5 Arena strategis dan politis pemanfaatan Internet oleh CSO di Indonesia – dan dampaknya Kata ‘strategis’ adalah satu diantara yang terbanyak yang diujarkan dan dipercakapkan baik dalam wawancara maupun lokakarya pengambilan data studi ini (laporan lokakarya penelitian ini secara khusus telah dipublikasikan dalam Nugroho 2008a). Karena itu, penting untuk memahami makna kata ini dalam konteks CSO di Indonesia. Dari analisis data wawancara, penggunaan Internet dipandang strategis ketika ia menyangkut beberapa karakteristik yang berhubungan dengan (i) sifat (properties) dari teknologi yang digunakan; (ii) orientasi aksi yang menggunakan teknologi tersebut; (iii) isu yang dihadapi oleh aksi tersebut; dan (iii) aktor yang melakukan dan dipengaruhi oleh aksi tersebut.
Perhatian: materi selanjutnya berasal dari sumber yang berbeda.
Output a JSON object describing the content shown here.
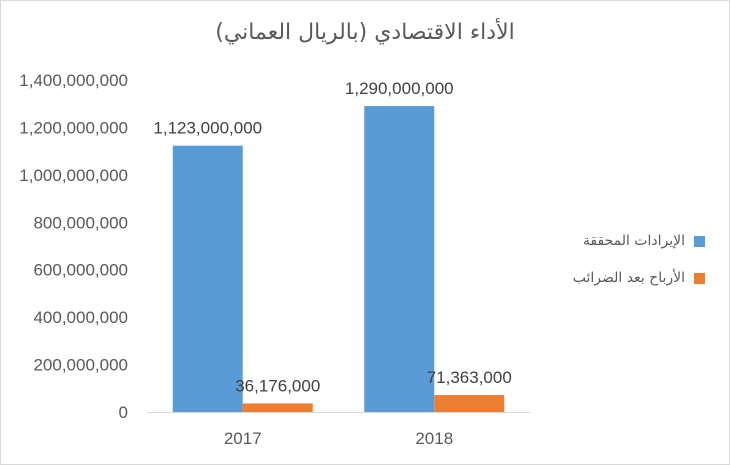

Dengan demikian, penggunaan Internet secara strategis bisa didefinisikan sebagai “pemanfaatan sifat tertentu dari Internet secara khusus untuk menggalang aksi dalam menghadapi isu tertentu guna mencapai tujuan yang bermakna tidak hanya bagi aktor yang melakukannya tetapi pihak-pihak lain yang juga merasakan akibatnya” Dari investigasi lapangan, khususnya melalui lokakarya dan interview, ada lima area dimana Internet bisa –dan secara terbatas sudah—dimanfaatkan dan digunakan secara strategis dan politis untuk mencapai tujuan CSO: (1) kolaborasi, (2) mobilisasi, (3) pemberdayaan dan pembangunan, (4) riset dan publikasi, dan (5) advokasi dan monitoring. • • • • •

Kolaborasi: Internet menyediakan platform bagi kolaborasi yang lebih luas tidak hanya di dalam tetapi juga antar organisasi. Di antara kolaborasi strategis yang dilakukan CSO Indonesia adalah jejaring (networking) dan koalisi. Mobilisasi: Walau tak bisa menggantikan mobilisasi (fisiki), Internet menjadi sarana ekfektif untuk membantu pengorganisasian mobilisasi. Termasuk di dalamnya adalah kampanye, dan calls for action yang bisa difasilitasi secara efektif melalui aplikasi sederhana seperti email dan mailing list. Pemberdayaan dan pembangunan: Internet membantu menyediakan opini dan informasi alternatif yang menjadi dimensi penting pemberdayaan. Internet juga membantu menyebarluaskan kesadaran dan mengunang partisipasi konkrit dalam berbagai program dan agenda pembangunan dan perbaikan tingkat kehidupan. Riset dan publikasi: Internet membawa dimensi baru bagi CSO dalam hal pengumpulan dan pencarian data dan informasi sebagai input riset (informasi masuk), dan bagi diseminasi publikasi sebagai output riset (information keluar). Advokasi dan monitoring: Internet secara efektif membantu membentuk opini publik yang menjadi faktor penting dalam keberhasilan kerja-kerja advokasi seperti demonstrasi, protes, atau lobby. Sejalan dengan makin tersedianya informasi yang transparan di Internet, teknologi ini menjadi sarana untuk memudahkan kerja-kerja watchdog di bidang-bidang tertentu (misalnya malpraktik bisnis, korupsi, perilaku publik, dll).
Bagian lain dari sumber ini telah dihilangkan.